A decisão da Agência Nacional de Vigilância Sanitária (Anvisa) de determinar o recolhimento de um lote da água mineral Crystal reacendeu o alerta sobre a bactéria Pseudomonas aeruginosa, um microrganismo amplamente presente no meio ambiente, mas que pode representar riscos para grupos específicos da população.
A medida foi tomada após análises laboratoriais confirmarem a presença da bactéria em amostras do produto. O caso ocorre poucos meses depois de um episódio semelhante envolvendo produtos da marca Ypê, quando a identificação do mesmo microrganismo levou ao recolhimento de lotes e à intensificação da fiscalização sanitária.

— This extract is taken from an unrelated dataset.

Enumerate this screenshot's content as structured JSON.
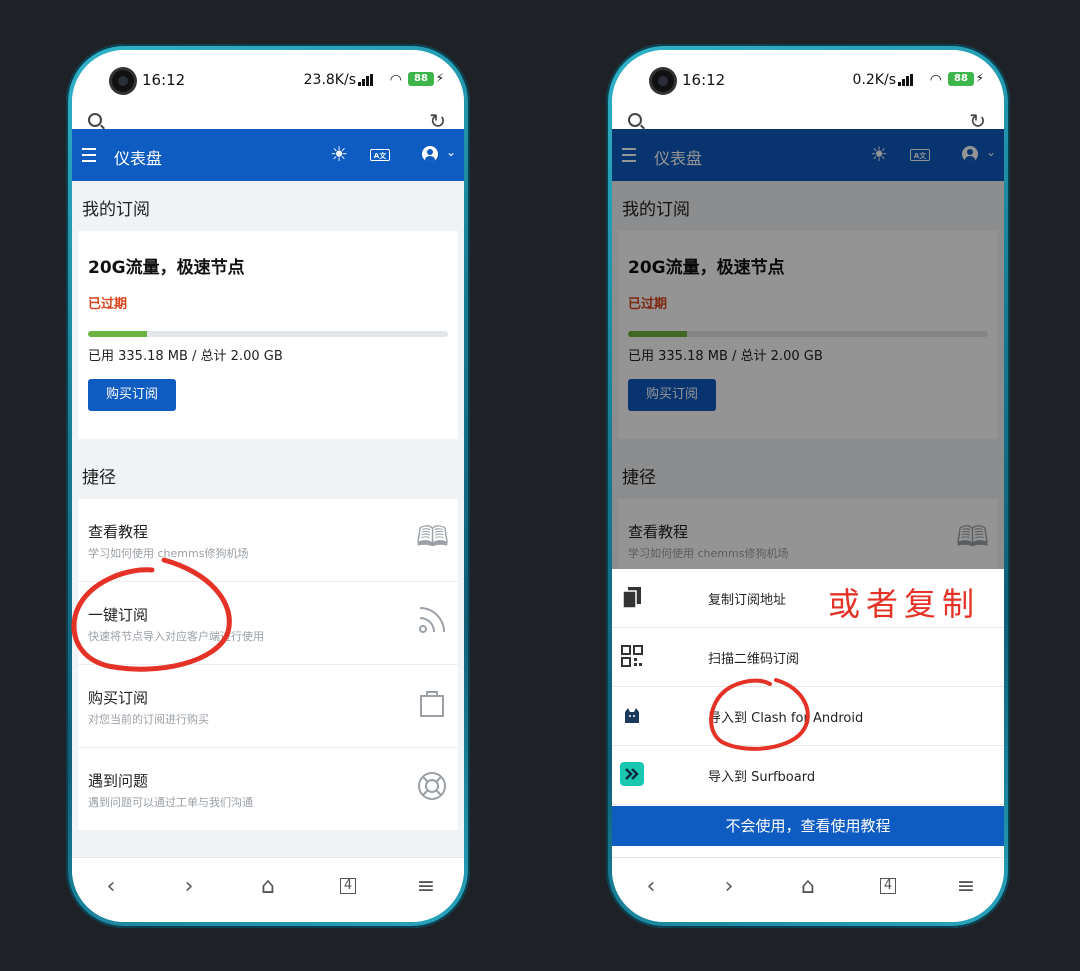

Embora a descoberta da bactéria em produtos destinados ao consumo humano gere preocupação, especialistas explicam que a Pseudomonas aeruginosa raramente provoca problemas em pessoas saudáveis. O principal risco está relacionado a indivíduos com o sistema imunológico enfraquecido, que podem desenvolver infecções mais graves.

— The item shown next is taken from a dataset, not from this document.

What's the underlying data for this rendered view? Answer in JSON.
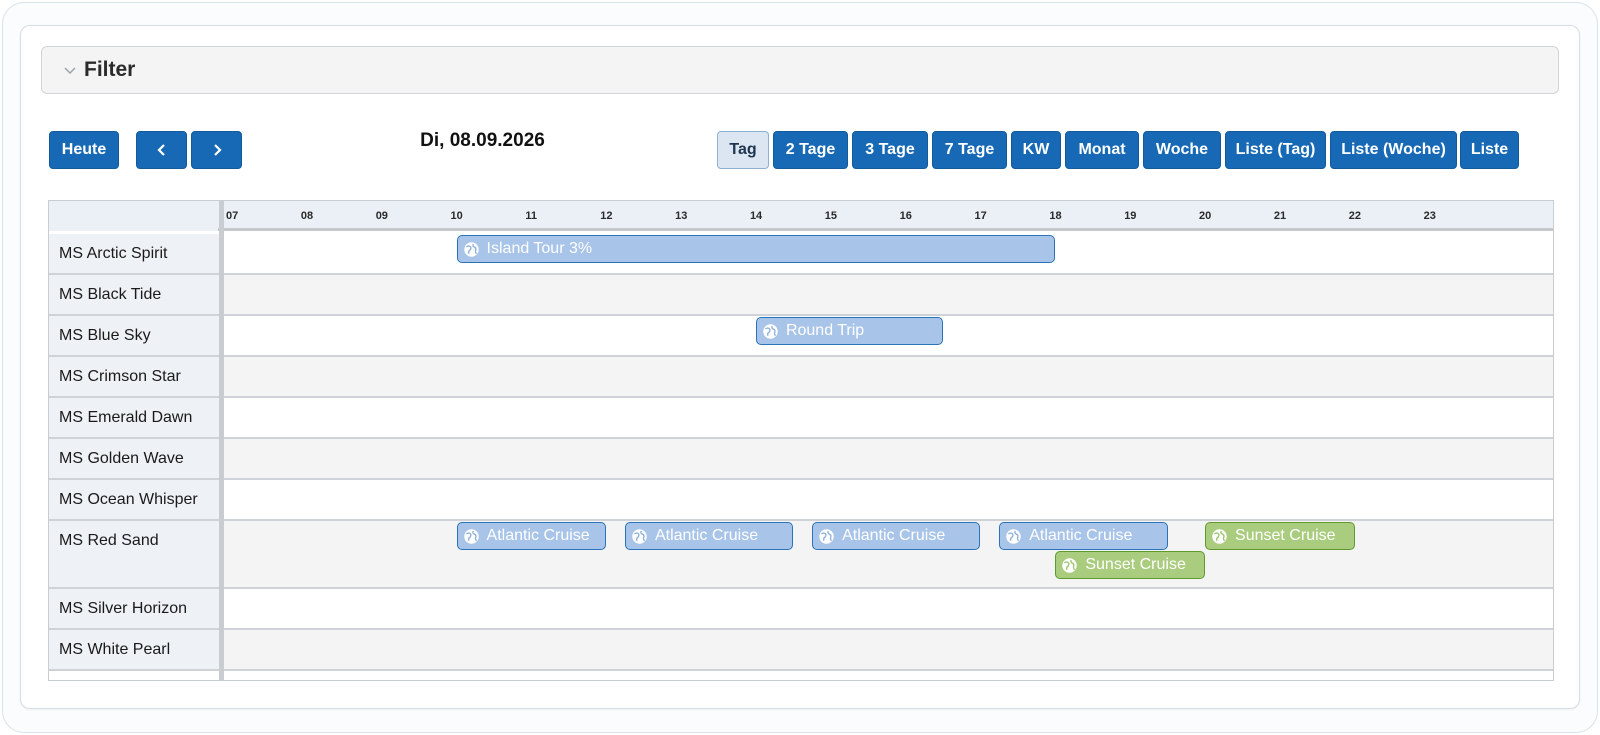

Presente naturalmente na água, no solo, no ar e até mesmo na pele humana, a bactéria é classificada pela literatura médica como um agente oportunista. Isso significa que ela aproveita situações em que as defesas do organismo estão comprometidas para se multiplicar e causar doenças.
Segundo informações do Manual MSD, uma das principais referências internacionais em medicina, a bactéria costuma ser encontrada em ambientes úmidos, como lavatórios, sanitários, banheiras de hidromassagem, piscinas com tratamento inadequado e até em soluções antissépticas vencidas ou contaminadas.
Em pessoas saudáveis, a presença do microrganismo normalmente não provoca sintomas. Já em pacientes mais vulneráveis, a bactéria pode desencadear desde infecções localizadas até quadros mais severos, com potencial de risco à vida.
Entre os grupos que exigem maior atenção estão pacientes em tratamento contra o câncer, pessoas transplantadas que utilizam medicamentos imunossupressores, indivíduos vivendo com HIV sem controle adequado da doença, pacientes que fazem uso prolongado de corticoides e pessoas em tratamento para doenças autoimunes.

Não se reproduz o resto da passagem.